鸟儿鸣啼,清脆动听,站在树梢上叽叽喳喳,它拍了拍翅膀,啄食着那红果果,味道清甜美妙,让它更为愉悦地又叫了几声。

  它因为食物而兴高采烈,却不知它的捣乱已经吵醒了幔帐中的阿檀。

  她勉强地睁开了双眼,眼睛周围有些红肿,不可避免地让阿檀难受地揉了揉眼。

  她的眼尾好似涂抹着胭脂红,迷濛地打了个哈欠,随意慵懒。

  阿檀的身侧空无一人,枕面上残留着的青丝还有阿檀发疼沙哑的喉咙,皆告诉了她昨夜的确有人留宿在此。

  阿檀身子晃了晃,重新又躺了回去,不过这次她枕在了宁玉泽昨天的位置。

  她侧躺着用手撑起了头,因为这个方向,让阿檀的余光一下子就注意到了绑在床柱上的披帛,它是烟紫色,为上好的薄罗纱,再由宫中绣娘为她所做。大片的金银彩绣无比的绚丽,在昨夜里它可帮了阿檀一个大忙。

  不过昨夜确实玩得太过火了,就连阿檀主导者都感觉到了疲惫,一觉睡到了现在。

  她隐约记得天还未亮时,宁玉泽似乎跟她说了什么悄悄话,但阿檀现在怎么也想不起来了。

  不想了,到时候问问她不就得了?

  宁玉泽的待遇可比不上阿檀,她还能偷懒地睡到清晨,可宁玉泽还需要苦巴巴地转换阵地,然后再去上早朝。

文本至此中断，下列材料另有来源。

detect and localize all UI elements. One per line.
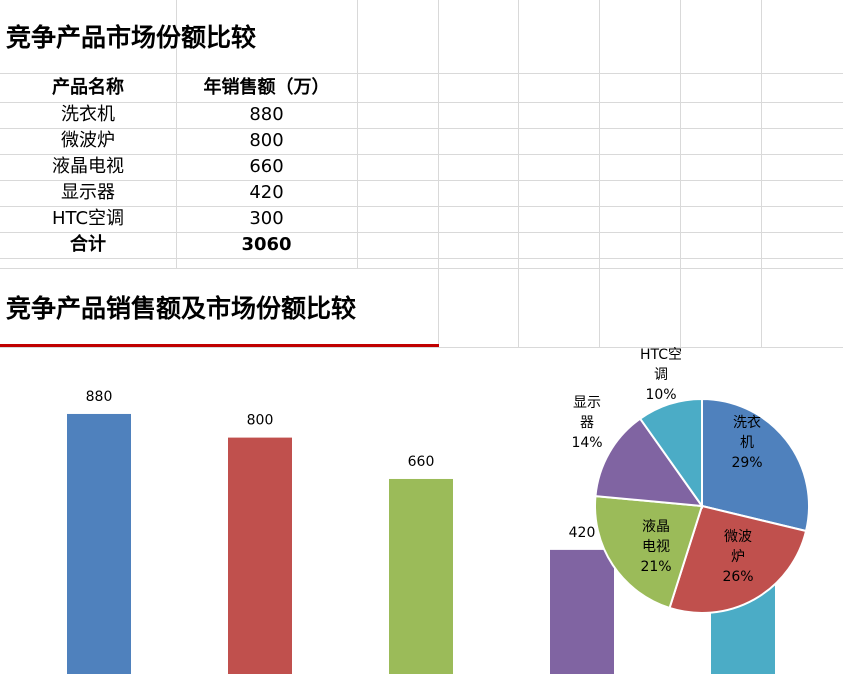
- gridline-vertical: [761, 0, 762, 347]
- gridline-vertical: [438, 0, 439, 347]
- bar-2[interactable]: [228, 437, 292, 674]
- gridline-horizontal: [0, 347, 843, 348]
- pie-data-label: HTC空调 10%: [640, 347, 682, 403]
- total-label[interactable]: 合计: [70, 234, 106, 255]
- gridline-horizontal: [0, 102, 843, 103]
- bar-data-label: 420: [569, 525, 596, 541]
- bar-3[interactable]: [389, 478, 453, 674]
- bar-4[interactable]: [550, 549, 614, 674]
- pie-slice-5[interactable]: [638, 397, 703, 510]
- gridline-horizontal: [0, 180, 843, 181]
- pie-slice-4[interactable]: [594, 417, 705, 508]
- cell-product-name[interactable]: 显示器: [61, 182, 115, 203]
- sales-and-share-chart[interactable]: 880800660420300 洗衣机29%微波炉26%液晶电视21%显示器14…: [0, 347, 843, 674]
- gridline-horizontal: [0, 128, 843, 129]
- gridline-vertical: [518, 0, 519, 347]
- pie-slice-3[interactable]: [594, 495, 704, 610]
- cell-product-name[interactable]: 微波炉: [61, 130, 115, 151]
- pie-data-label: 洗衣机 29%: [731, 415, 762, 471]
- gridline-horizontal: [0, 73, 843, 74]
- bar-1[interactable]: [67, 413, 131, 674]
- header-annual-sales[interactable]: 年销售额（万）: [203, 77, 330, 98]
- gridline-vertical: [680, 0, 681, 347]
- bar-data-label: 660: [408, 454, 435, 470]
- gridline-horizontal: [0, 258, 843, 259]
- cell-product-name[interactable]: 液晶电视: [52, 156, 124, 177]
- cell-product-name[interactable]: HTC空调: [51, 208, 125, 229]
- pie-slice-1[interactable]: [701, 397, 810, 533]
- gridline-vertical: [599, 0, 600, 347]
- pie-chart: 洗衣机 29% 微波炉 26% 液晶电视 21% 显示器 14% HTC空调 10%: [571, 347, 810, 614]
- cell-sales-value[interactable]: 660: [249, 156, 284, 177]
- cell-sales-value[interactable]: 420: [249, 182, 284, 203]
- cell-product-name[interactable]: 洗衣机: [61, 104, 115, 125]
- gridline-horizontal: [0, 232, 843, 233]
- pie-slice-2[interactable]: [668, 504, 808, 614]
- bar-data-label: 800: [247, 413, 274, 429]
- pie-data-label: 显示器 14%: [571, 395, 602, 451]
- cell-sales-value[interactable]: 300: [249, 208, 284, 229]
- gridline-horizontal: [0, 206, 843, 207]
- gridline-horizontal: [0, 154, 843, 155]
- cell-sales-value[interactable]: 880: [249, 104, 284, 125]
- title-underline: [0, 344, 439, 347]
- gridline-vertical: [176, 0, 177, 268]
- bar-series: 880800660420300: [67, 389, 775, 674]
- gridline-horizontal: [0, 268, 843, 269]
- header-product-name[interactable]: 产品名称: [52, 77, 124, 98]
- total-value[interactable]: 3060: [241, 234, 292, 255]
- chart-title: 竞争产品销售额及市场份额比较: [6, 294, 357, 323]
- pie-data-label: 液晶电视 21%: [640, 519, 671, 575]
- pie-data-label: 微波炉 26%: [722, 529, 753, 585]
- gridline-vertical: [357, 0, 358, 268]
- sheet-title: 竞争产品市场份额比较: [6, 23, 257, 52]
- cell-sales-value[interactable]: 800: [249, 130, 284, 151]
- bar-data-label: 880: [86, 389, 113, 405]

  所以为了今天能够起得来,宁玉泽昨晚说了太多顺着阿檀心意的话,那叫一个百依百顺,捧得阿檀心里简直是乐开了花。考虑到宁玉泽如此嘴甜,再加上确实把阿檀伺候的不错,因此阿檀没有对她赶尽杀绝,还是给她留了些体力让她能顺利去早朝。

  阿檀趴在床上勾着手臂去解开那披帛,能不动就不动的她,宁愿手臂都快要伸得有些酸了,也不想挪动一寸,这大概就是她为了偷懒所剩下的最后一丝倔强吧。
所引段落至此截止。